A year-old provision in a Missouri law allows a prosecutor to file a motion asking for a hearing a judge if there is new evidence of a wrongful conviction.
ST. LOUIS (AP) — Attorneys for a Missouri man scheduled to be executed next month are seeking a new hearing, citing sworn statements they call “clear and convincing evidence” that he didn’t kill his girlfriend and her three children.
Leonard Taylor, 58, is scheduled to die by injection Feb. 7 for the 2004 killings of Angela Rowe, 28, along with her 10-year-old daughter Alexus Conley, 6-year-old daughter AcQreya Conley, and 5-year-old son Tyrese Conley. All four were found shot inside their home in the St. Louis County town of Jennings in 2004.
But on Friday, Taylor’s attorneys asked St. Louis County Prosecuting Attorney Wesley Bell for a new hearing. A spokesman for Bell said Monday that the request is being reviewed.
A year-old provision in a Missouri law allows a prosecutor to file a motion asking for a hearing a judge if there is new evidence of a wrongful conviction. Bell is a Democrat first elected in 2018. He created a Conviction and Incident Review Unit responsible for looking at, among other things, potential cases of wrongful convictions.
At issue are new sworn statements from Taylor’s daughter, now 31, her sister and her mother. They claim that Taylor was in California at the time of the killings.
Police discovered the bodies on Dec. 3, 2004, after worried relatives requested a welfare check. Taylor, who had an extensive criminal record and was the live-in boyfriend of Angela Rowe, was arrested days later.
It’s not known exactly when Rowe and her children were killed. The Missouri Attorney General’s office believes it was before Taylor flew to California on Nov. 26, 2004.

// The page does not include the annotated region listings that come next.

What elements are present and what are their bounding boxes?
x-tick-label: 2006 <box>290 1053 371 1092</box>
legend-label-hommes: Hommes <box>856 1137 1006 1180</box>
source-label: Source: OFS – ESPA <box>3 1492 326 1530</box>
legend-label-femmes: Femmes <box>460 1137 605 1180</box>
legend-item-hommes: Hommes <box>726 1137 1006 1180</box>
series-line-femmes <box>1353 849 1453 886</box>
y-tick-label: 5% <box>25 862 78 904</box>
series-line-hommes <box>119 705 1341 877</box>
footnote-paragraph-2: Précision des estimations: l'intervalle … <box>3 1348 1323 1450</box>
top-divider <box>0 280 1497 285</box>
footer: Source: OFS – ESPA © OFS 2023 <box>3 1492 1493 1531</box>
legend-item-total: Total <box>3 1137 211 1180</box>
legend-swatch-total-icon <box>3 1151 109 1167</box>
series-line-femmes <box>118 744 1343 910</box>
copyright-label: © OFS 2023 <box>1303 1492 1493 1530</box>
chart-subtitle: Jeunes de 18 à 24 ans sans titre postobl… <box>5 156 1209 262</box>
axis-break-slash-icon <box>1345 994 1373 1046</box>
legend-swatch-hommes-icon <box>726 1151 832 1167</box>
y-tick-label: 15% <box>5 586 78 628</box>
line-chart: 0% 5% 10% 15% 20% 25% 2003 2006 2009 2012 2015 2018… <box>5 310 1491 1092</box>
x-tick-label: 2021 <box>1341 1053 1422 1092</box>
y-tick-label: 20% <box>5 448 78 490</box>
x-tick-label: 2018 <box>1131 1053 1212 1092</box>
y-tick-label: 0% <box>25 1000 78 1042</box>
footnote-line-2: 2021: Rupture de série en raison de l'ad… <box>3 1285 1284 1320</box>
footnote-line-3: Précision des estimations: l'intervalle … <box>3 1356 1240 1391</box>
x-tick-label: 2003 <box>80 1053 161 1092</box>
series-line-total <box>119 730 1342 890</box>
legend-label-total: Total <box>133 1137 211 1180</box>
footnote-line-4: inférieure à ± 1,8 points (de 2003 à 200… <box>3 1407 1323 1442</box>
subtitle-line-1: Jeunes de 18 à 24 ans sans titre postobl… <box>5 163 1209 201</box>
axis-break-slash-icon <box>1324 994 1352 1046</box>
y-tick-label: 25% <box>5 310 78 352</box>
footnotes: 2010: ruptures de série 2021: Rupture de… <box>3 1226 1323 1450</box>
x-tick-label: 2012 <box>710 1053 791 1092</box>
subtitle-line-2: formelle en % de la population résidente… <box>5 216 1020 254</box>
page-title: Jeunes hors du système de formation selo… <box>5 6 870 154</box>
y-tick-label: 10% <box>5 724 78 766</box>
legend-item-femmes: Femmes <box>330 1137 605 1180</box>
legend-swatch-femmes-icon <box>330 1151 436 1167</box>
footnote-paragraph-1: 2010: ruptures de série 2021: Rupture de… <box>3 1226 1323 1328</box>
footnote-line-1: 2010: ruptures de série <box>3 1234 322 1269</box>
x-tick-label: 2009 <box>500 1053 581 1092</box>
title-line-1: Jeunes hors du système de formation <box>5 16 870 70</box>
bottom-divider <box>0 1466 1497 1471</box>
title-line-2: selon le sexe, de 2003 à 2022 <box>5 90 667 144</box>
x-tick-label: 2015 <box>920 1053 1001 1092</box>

But in the new filing, Taylor’s attorneys said that while in California, Taylor met for the first time a girl he had fathered 13 years earlier. The statement from Deja Taylor said she and her father called Angela Rowe during his visit. She said she spoke with Rowe and one of the children — proof, Taylor’s lawyers contend, that the family was still alive after Taylor left Missouri.
Deja Taylor’s mother and sister corroborated her story, the court filing stated.
“All of the evidence in this case, both old and new, presents a compelling case that Leonard Taylor could not have possibly committed these murders because he was out of the state from the early morning hours of November 26, 2004, until he was arrested in Kentucky and returned to Missouri on December 9, 2004,” the court filing states.
A spokeswoman for Republican Attorney General Andrew Bailey declined comment.